Introduced. Perennial. Propagates by seeds.

Time of bloom: July to October.

Seed-time: August to November.

Range: Nova Scotia to Manitoba, southward to North Carolina, Missouri, and Nebraska. Habitat: Fields, meadows, pastures, roadsides, city vacant lots.

In this country Chicory is "just a weed," and a very persistent one, but in Europe it is cultivated for profit. The root-leaves are used as forage for cattle and sheep, and are blanched and used as a pot herb and as salad; several thousand tons of its thick, fleshy roots are dried and annually exported to the United States for use as a substitute for coffee or as an adulterant, many persons liking the flavor and considering the admixture to be not only more economical than pure coffee but also a more wholesome beverage. Stems two to four feet tall, round, hollow, sparsely hairy, much branched, changing with age from green to purplish red and becoming very hard and woody. Like the two preceding and all the following related species, its juices are milky and somewhat bitter. Root-leaves tufted, spreading on the ground, four to eight inches long, spatulate in outline but pinnatifid, narrowing into margined petioles, the surface rough, the midrib set with stiff hairs on the under side; stem-leaves small, usually entire, clasping and auricled at base. Heads one to four together in sessile clusters on the nearly naked branches; but one in each cluster is open at one time, only in bright sunshine and is usually closed again by noon; heads an inch or more broad, deep sky-blue, the rays five-toothed at the tips; bracts of the involucre green, the inner row erect, the outer one short and spreading. Achenes brown, five-ribbed, crowned with a row of pointed scales; they are a frequent impurity of grass and clover seed. (Fig. 362.)

Fig. 361.   Lamb Succory (Arnoseris minima).

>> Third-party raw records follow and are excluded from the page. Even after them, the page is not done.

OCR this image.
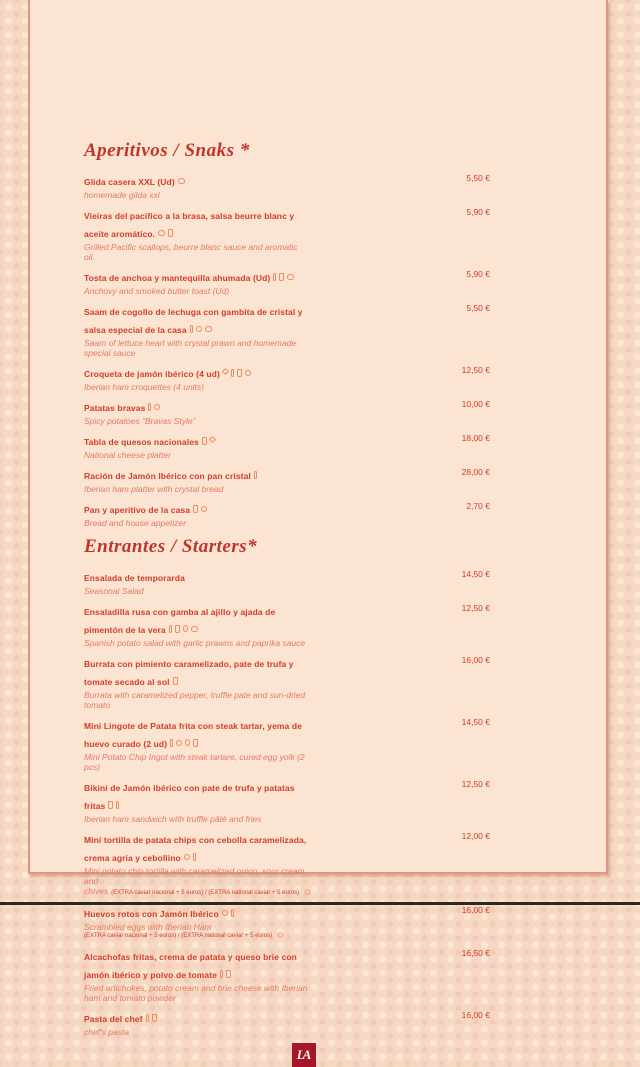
Aperitivos / Snaks *
Glida casera XXL (Ud)
homemade gilda xxl
5,50 €
Vieiras del pacifico a la brasa, salsa beurre blanc y aceite aromático.
Grilled Pacific scallops, beurre blanc sauce and aromatic oil.
5,90 €
Tosta de anchoa y mantequilla ahumada (Ud)
Anchovy and smoked butter toast (Ud)
5,90 €
Saam de cogollo de lechuga con gambita de cristal y salsa especial de la casa
Saam of lettuce heart with crystal prawn and homemade special sauce
5,50 €
Croqueta de jamón ibérico (4 ud)
Iberian ham croquettes (4 units)
12,50 €
Patatas bravas
Spicy potatoes “Bravas Style”
10,00 €
Tabla de quesos nacionales
National cheese platter
18,00 €
Ración de Jamón Ibérico con pan cristal
Iberian ham platter with crystal bread
28,00 €
Pan y aperitivo de la casa
Bread and house appetizer
2,70 €
Entrantes / Starters*
Ensalada de temporarda
Seasonal Salad
14,50 €
Ensaladilla rusa con gamba al ajillo y ajada de pimentón de la vera
Spanish potato salad with garlic prawns and paprika sauce
12,50 €
Burrata con pimiento caramelizado, pate de trufa y tomate secado al sol
Burrata with caramelized pepper, truffle pate and sun-dried tomato
16,00 €
Mini Lingote de Patata frita con steak tartar, yema de huevo curado (2 ud)
Mini Potato Chip Ingot with steak tartare, cured egg yolk (2 pcs)
14,50 €
Bikini de Jamón ibérico con pate de trufa y patatas fritas
Iberian ham sandwich with truffle pâté and fries
12,50 €
Mini tortilla de patata chips con cebolla caramelizada, crema agria y cebollino
Mini potato chip tortilla with caramelized onion, sour cream and chives (EXTRA caviar nacional + 5 euros) / (EXTRA national caviar + 5 euros)
12,00 €
Huevos rotos con Jamón Ibérico
Scrambled eggs with Iberian Ham
(EXTRA caviar nacional + 5 euros) / (EXTRA national caviar + 5 euros)
16,00 €
Alcachofas fritas, crema de patata y queso brie con jamón ibérico y polvo de tomate
Fried artichokes, potato cream and brie cheese with Iberian ham and tomato powder
16,50 €
Pasta del chef
chef's pasta
16,00 €
LA
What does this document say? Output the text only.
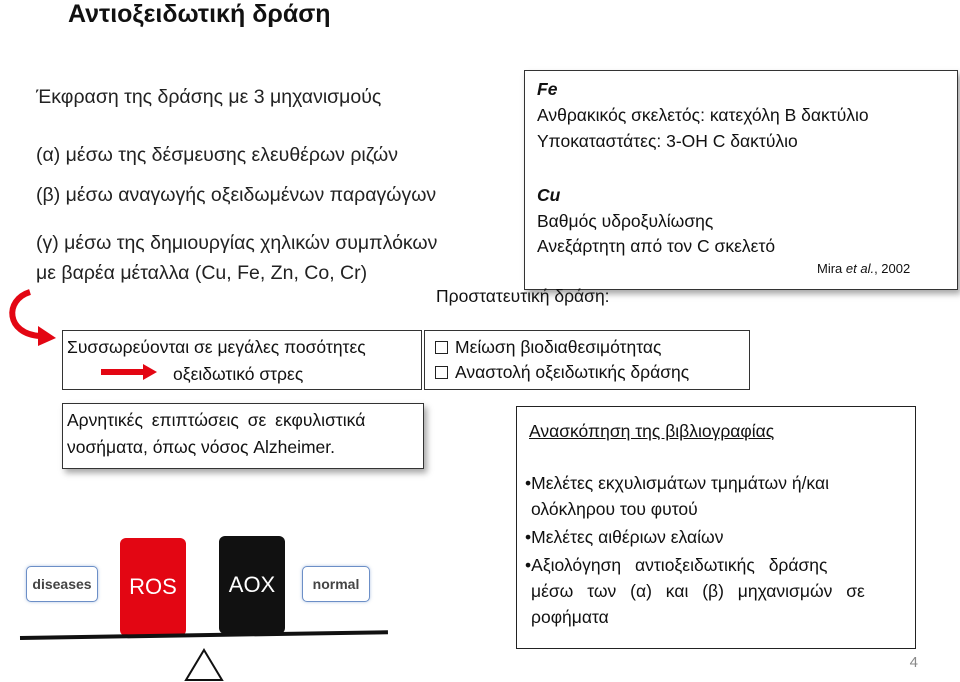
Αντιοξειδωτική δράση
Έκφραση της δράσης με 3 μηχανισμούς
(α) μέσω της δέσμευσης ελευθέρων ριζών
(β) μέσω αναγωγής οξειδωμένων παραγώγων
(γ) μέσω της δημιουργίας χηλικών συμπλόκων
με βαρέα μέταλλα (Cu, Fe, Zn, Co, Cr)
Fe
Ανθρακικός σκελετός: κατεχόλη B δακτύλιο
Υποκαταστάτες: 3-OH C δακτύλιο
Cu
Βαθμός υδροξυλίωσης
Ανεξάρτητη από τον C σκελετό
Mira et al., 2002
Προστατευτική δράση:
Συσσωρεύονται σε μεγάλες ποσότητες
οξειδωτικό στρες
Μείωση βιοδιαθεσιμότητας
Αναστολή οξειδωτικής δράσης
Αρνητικές επιπτώσεις σε εκφυλιστικά
νοσήματα, όπως νόσος Alzheimer.
Ανασκόπηση της βιβλιογραφίας
•Μελέτες εκχυλισμάτων τμημάτων ή/και
ολόκληρου του φυτού
•Μελέτες αιθέριων ελαίων
•Αξιολόγηση αντιοξειδωτικής δράσης
μέσω των (α) και (β) μηχανισμών σε
ροφήματα
diseases	ROS	AOX	normal
4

Fig. 361. - Lamb Succory (Arnoseris minima).

X 1/3.

Means Of Control

Deep cutting, below the crown, with spud or hoe will usually kill Chicory. Or it may be grubbed out, or hand-pulled when the ground is sufficiently soft to yield its hold on the long, fleshy taproot.

Fig. 362.   Chicory (Cichorium Intybus). X 1/3.

Fig. 362. - Chicory (Cichorium Intybus). X 1/3.